TODAY’S ITEM has been shown in the premier league of art centres – including international exhibitions in Glasgow, Rome, London and Munich. Its owners have included a Lord Provost of Glasgow and the Johnny Walker whisky family.
So, attention secured, let me tell you a little more about it.
This is a fine watercolour by the ‘Glasgow Boy’ artist Arthur Melville (1855-1904), titled The Snake Charmer. You can see why.
Often such works are in institutions – and, indeed, the Bonham’s auction catalogue notes state, “It is rare to rediscover important works by major Scottish artists, and this ‘lost’ work has not been exhibited publicly since 1939.”
Signed and inscribed, measuring a handsome 32in x 25in, The Snake Charmer was painted in Bagdad, during Melville’s Middle East tour which he undertook from 1880.
He is thought to have produced around 60 sketches during his stay, struck by Bagdad’s decay and squalor and inspired by its architecture, street characters and markets.
He apparently draped a canvas sheet around his easel to keep the crowds at bay while he sketched.
Melville, born in Loanhead of Guthrie, Angus, was an instinctive watercolourist and his work frequently presents the unexpected – note the tree, right, is washed in blue, and how the eye is drawn not to the central hypnotised snake, but to the excitement of the semi-circular group of watchers.
Melville’s treatment of the snake charmer is, instead, more neutral and restrained.
When he returned in 1883 to exhibit his watercolours in London, the Magazine of Art coined the term ‘blottesque’ to describe them.

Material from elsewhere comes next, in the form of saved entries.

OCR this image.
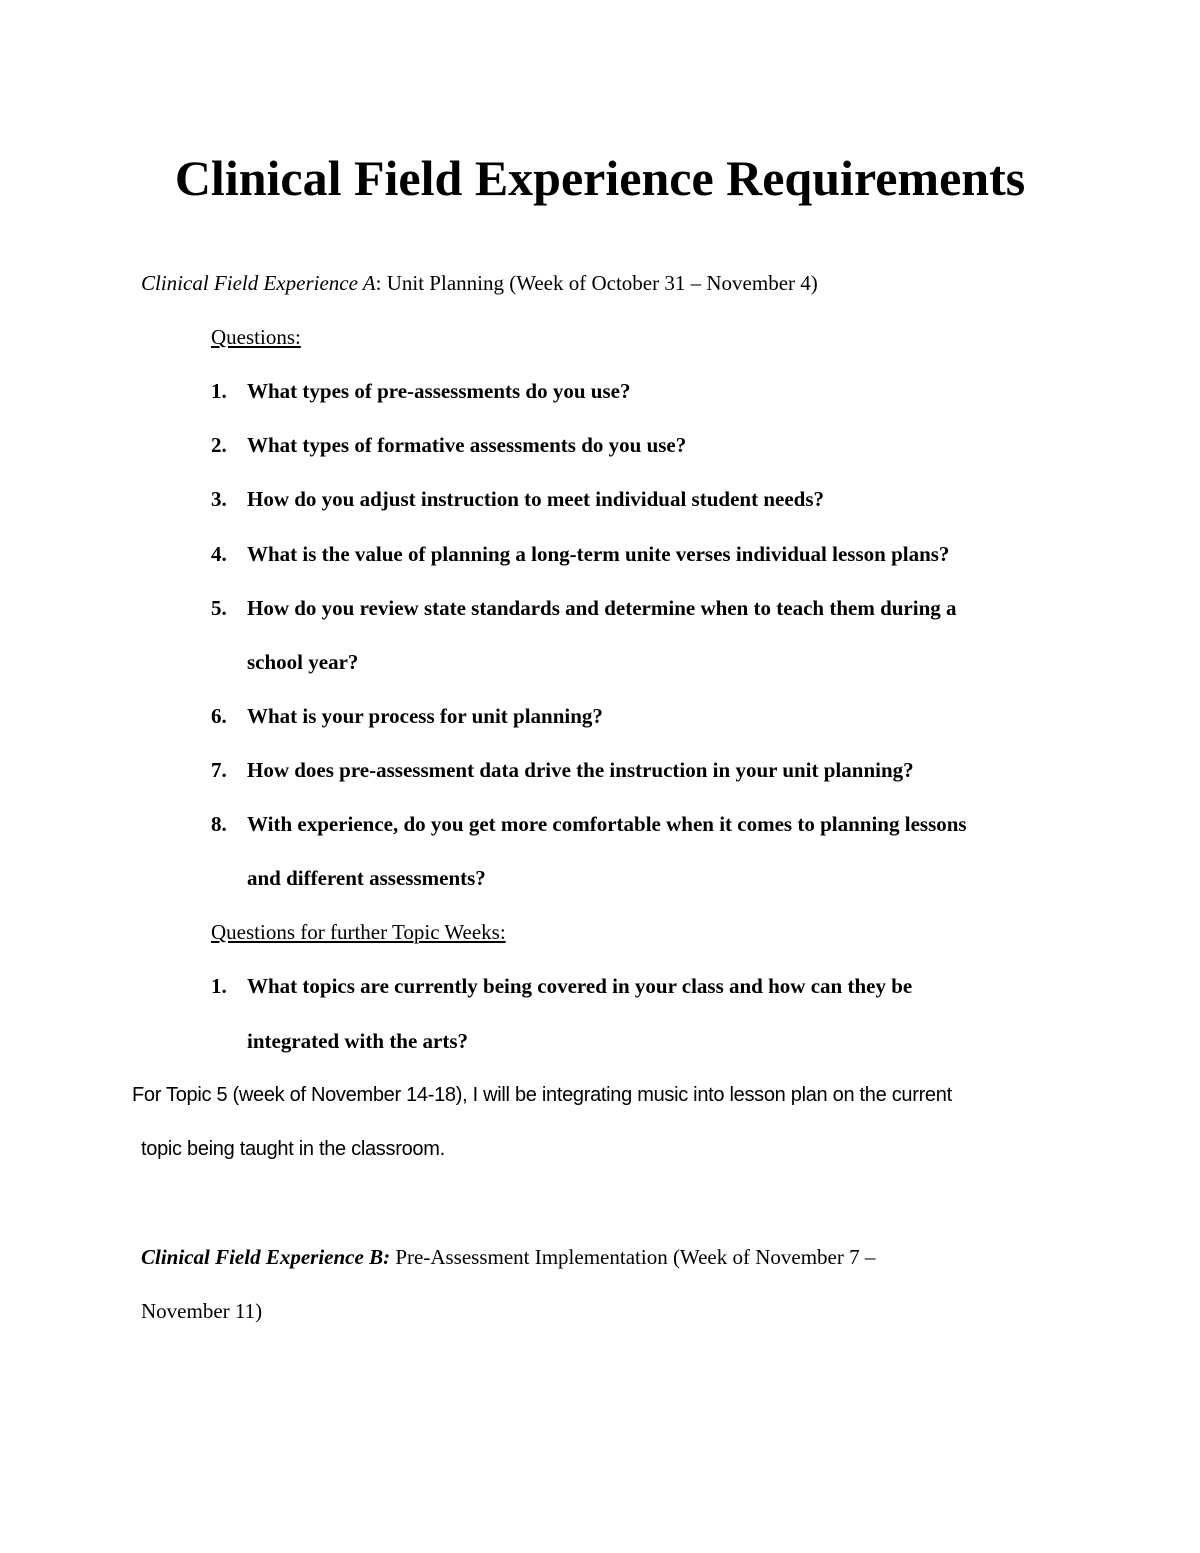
Clinical Field Experience Requirements
Clinical Field Experience A: Unit Planning (Week of October 31 – November 4)
Questions:
1. What types of pre-assessments do you use?
2. What types of formative assessments do you use?
3. How do you adjust instruction to meet individual student needs?
4. What is the value of planning a long-term unite verses individual lesson plans?
5. How do you review state standards and determine when to teach them during a
school year?
6. What is your process for unit planning?
7. How does pre-assessment data drive the instruction in your unit planning?
8. With experience, do you get more comfortable when it comes to planning lessons
and different assessments?
Questions for further Topic Weeks:
1. What topics are currently being covered in your class and how can they be
integrated with the arts?
For Topic 5 (week of November 14-18), I will be integrating music into lesson plan on the current
topic being taught in the classroom.
Clinical Field Experience B: Pre-Assessment Implementation (Week of November 7 –
November 11)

No surprise, then, that Melville has been named as the inspiration behind fellow Angus artist James Watterson Herald’s distinctive ‘washy’ style.
Interestingly, the watercolour which Melville described as his most successful of those completed on his travels, The Call to Prayer, Midan Mosque, Bagdad, has never appeared on the market and its whereabouts is unknown.
The Snake Charmer, one of three known works Melville completed on the subject, was included in Bonham’s sale in Edinburgh last month, where it eclipsed pre-sale hopes to take £26,250, inclusive of premium.
Picture: The Snake Charmer, £26,250 (Bonham’s).